I suffer from a yet unknown chronic illness and as everyone in my predicament knows, I have seen a staggering amount of medical professionals who ranged from arrogant jerks who didn't listen not take you seriously to highly empathic and thorough people (who still failed to figure out what was wrong) and passing by overzealous specialists who sent me down completely wrong paths with copious amounts of anxiety. Last month I felt particularly low and desperate and decided to dump everything (medical history, doctor notes, irregular lab results, symptoms) into GPT4 and ask for help (did a bit of prompt tuning to get professional level responses).
It was mind blowing: it identified 2 possible explanation that were already on my radar, 3 more that I had never considered of which one seems very likely and I am currently getting tested for, explained how each of those correlated with my symptoms and medical history, and asked why I had not had a specific marker tested (HLA b27) that is commonly checked for this type of disease (and indeed, my doctor was equally stumped - he just thought that test had been done already and didn't double-check).
Bonus: I asked if the specific marker could be inferred from whole genome sequencing data (had my genome sequenced last year). He told me which tool I could use, helped me align my sequencing data to the correct reference genome expected by that tool, gave me step by step instructions on how to prepare the data and tool, and I'm now waiting for results of the last step (NGS data analysis is veery slow).

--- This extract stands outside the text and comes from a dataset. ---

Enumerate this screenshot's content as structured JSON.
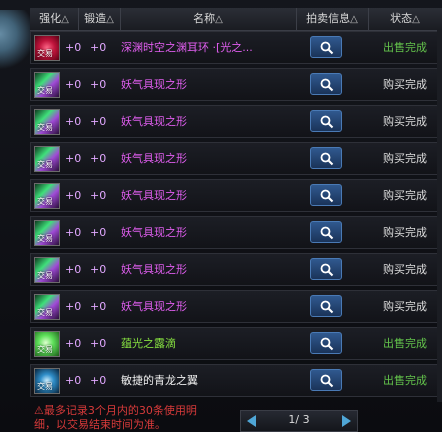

One of the defining characteristics of LLMs is that their knowledge bases are shockingly wide. Anyone who has played with GPT (or similar) has experienced that the width of its knowledge is beyond most if not all humans.
Medicine, and in particular diagnosis, is particularly difficult due to the width of knowledge required due to the span of possible diseases.

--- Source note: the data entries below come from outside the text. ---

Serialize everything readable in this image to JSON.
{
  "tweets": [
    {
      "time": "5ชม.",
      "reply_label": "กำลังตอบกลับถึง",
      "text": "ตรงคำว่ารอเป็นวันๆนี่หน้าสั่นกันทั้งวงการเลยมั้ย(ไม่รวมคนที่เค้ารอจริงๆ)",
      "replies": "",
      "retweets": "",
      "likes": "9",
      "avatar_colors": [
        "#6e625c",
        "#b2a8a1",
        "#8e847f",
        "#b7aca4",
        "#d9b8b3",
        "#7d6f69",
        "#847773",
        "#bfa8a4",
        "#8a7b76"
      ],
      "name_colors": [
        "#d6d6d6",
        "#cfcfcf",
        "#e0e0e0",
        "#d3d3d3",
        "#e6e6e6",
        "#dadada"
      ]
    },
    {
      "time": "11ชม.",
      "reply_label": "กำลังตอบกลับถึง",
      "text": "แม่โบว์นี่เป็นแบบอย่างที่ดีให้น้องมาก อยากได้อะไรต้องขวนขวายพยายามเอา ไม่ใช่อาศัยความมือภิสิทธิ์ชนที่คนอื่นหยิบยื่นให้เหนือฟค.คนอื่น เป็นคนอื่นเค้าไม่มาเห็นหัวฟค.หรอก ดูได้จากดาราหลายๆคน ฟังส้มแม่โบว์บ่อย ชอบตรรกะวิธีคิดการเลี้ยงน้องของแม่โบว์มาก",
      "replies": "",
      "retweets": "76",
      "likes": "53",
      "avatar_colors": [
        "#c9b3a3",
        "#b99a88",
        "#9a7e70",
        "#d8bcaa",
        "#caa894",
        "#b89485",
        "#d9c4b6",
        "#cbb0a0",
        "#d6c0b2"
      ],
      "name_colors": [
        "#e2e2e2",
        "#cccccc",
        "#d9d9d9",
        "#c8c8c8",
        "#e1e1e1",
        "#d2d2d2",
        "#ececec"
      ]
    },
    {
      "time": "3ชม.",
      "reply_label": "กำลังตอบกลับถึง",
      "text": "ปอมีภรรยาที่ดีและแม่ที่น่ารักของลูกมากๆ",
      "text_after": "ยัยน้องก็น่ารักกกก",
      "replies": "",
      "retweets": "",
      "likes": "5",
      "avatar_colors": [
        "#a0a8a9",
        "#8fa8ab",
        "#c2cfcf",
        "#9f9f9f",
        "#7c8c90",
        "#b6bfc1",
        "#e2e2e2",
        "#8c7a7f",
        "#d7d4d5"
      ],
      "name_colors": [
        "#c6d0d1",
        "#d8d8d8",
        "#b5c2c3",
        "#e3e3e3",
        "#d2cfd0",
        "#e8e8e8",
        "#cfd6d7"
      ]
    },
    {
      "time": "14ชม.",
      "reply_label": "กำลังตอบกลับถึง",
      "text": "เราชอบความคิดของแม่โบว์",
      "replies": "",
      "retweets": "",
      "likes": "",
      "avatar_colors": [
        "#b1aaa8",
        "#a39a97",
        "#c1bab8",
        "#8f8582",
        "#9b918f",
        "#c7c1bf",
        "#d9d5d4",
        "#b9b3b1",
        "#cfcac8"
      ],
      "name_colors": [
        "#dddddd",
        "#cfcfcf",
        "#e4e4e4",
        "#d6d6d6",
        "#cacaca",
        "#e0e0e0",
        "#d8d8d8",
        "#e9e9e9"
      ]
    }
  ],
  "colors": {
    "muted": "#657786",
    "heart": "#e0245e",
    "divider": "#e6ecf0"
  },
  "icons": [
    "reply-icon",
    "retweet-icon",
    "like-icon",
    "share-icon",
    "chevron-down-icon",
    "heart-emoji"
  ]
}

It completely makes sense that GPT, or similar, would simply be better than doctors at diagnosis in time, and it is very plausible that the time is now.

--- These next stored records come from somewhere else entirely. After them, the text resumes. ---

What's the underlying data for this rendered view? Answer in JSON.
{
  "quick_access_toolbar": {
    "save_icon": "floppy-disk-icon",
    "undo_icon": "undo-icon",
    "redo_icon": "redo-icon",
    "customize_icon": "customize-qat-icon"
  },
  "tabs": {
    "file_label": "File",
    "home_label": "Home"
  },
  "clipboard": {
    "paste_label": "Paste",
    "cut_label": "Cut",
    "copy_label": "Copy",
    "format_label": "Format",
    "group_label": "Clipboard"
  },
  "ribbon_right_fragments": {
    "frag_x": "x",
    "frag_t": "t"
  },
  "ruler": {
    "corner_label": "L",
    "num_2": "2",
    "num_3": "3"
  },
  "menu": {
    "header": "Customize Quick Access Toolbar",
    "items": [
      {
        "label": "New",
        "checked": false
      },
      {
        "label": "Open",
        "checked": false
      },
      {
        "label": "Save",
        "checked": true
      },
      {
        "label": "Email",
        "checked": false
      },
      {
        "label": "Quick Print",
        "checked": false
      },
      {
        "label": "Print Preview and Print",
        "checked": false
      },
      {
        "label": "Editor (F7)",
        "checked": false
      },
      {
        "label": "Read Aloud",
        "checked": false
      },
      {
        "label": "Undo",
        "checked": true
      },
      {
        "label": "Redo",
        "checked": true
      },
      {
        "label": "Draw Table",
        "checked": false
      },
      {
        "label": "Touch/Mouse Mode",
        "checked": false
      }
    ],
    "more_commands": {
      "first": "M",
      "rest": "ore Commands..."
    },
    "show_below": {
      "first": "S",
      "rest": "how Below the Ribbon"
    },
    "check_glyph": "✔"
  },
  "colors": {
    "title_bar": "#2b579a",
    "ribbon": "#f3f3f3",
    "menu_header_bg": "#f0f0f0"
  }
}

This is fantastic news for humanity. Humanity gets better diagnosis and we don't put high IQ people thought a grinder that is medical school and residency to do a job which is not suited to human cognition.
This is not yet a victory, but progress is already good. To really trust AI in medicine, we need to conduct an incredible amount of research and tests. I don’t think that today you can blindly believe its diagnoses.
Sure. Went like this (I have seen so many doctors that I already wrote down my complete history in french to save time at new visits. Didn't bother translating the history, didn't seem to phase ChatGPT):
"""
Here is the patient history (in french):
• 2000-2010:
◦ ...
• 2013: ...
...
Additional Notes:
- <Some additional observations and comments - patterns I noticed, family history, etc.>
Patient is particularly worried about xxx and yyy. What are some possible causes explaining these symptoms and the overall history? Give detailed reasoning to support your hypotheses, include differential diagnosis, think about rare diseases (common causes have already been considered), consider possible combinations of diseases, and don't hesitate to ask follow-up questions to improve diagnosis. Please answer in English.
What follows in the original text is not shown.